At independence, Nigeria adopted the Westminster system copied from her erstwhile colonial master, Britain. In January 1966, the military overthrew the democratic government and took over the reign of power, paving way for an interregnum of twenty nine years. In 1999 civil rule was restored and Nigeria adopted the presidential system of government taking after the United States of America, with a bicameral legislature, National Assembly comprising of a 109-member Senate and 360-member House of Representatives. There are houses of assembly at the state level, one in each of the 36 states in the country. Nigeria has been a multiparty republic since 1999, after decades of military rule, and has experienced democratic governance since 1999. In 2015, Nigeria experienced its first electoral transfer of power between parties with the election of the incumbent President Muhammadu Buhari. Muhammadu Buhari won re-election in 2019, and the country is preparing for its next election in 2023. Nigeria’s return to democratic rule has been marked by developments such as the implementation of reforms to address perceived economic problems and corruption.
For the sustenance of a functional democracy, Nigeria strictly adheres to the principles of Separation of Powers. While this is not always absolute in our ever-evolving democracy, the general ideology is respected. Accordingly, the Legislative branch is responsible for enacting the laws of the State and appropriating necessary funds to fund the Government. The Executive branch headed by the President, is responsible for implementing and administering the public policy enacted and funded by the money appropriated by the legislative branch. The Judicial branch is responsible for interpreting the constitution and laws and applying their interpretations to controversies brought before it. The same system is replicated at the lower tiers of government in the 36 States of the Federal Republic of Nigeria.
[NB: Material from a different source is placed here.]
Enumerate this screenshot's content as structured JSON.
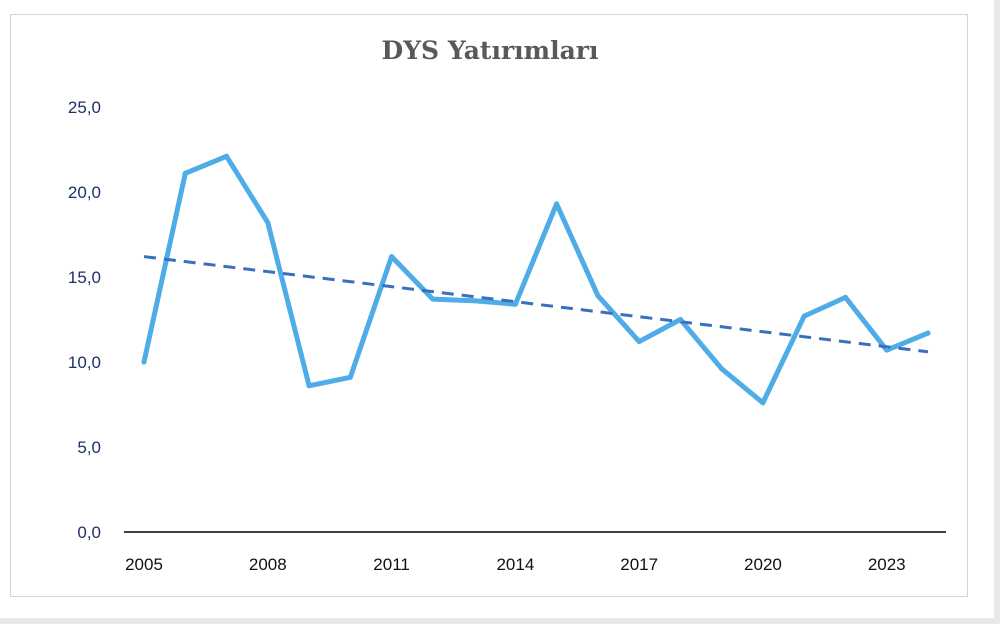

The Executive arm of government is made up of the President, Vice President, cabinet ministers, other officials of the federal executive council, and civil servants. At the state level we have the Governor, Deputy Governor, commissioners and other officials of the state executive council, as well as state civil servants. Similarly at the local government level there are chairmen, their deputies and councilors who form the executive council at this lowest tier of government. The President and Governors, their deputies, members of the legislative arms of government at all levels are elected, as prescribed by the constitution. They hold their respective offices for a period of four years that are renewable for a second term through the next election.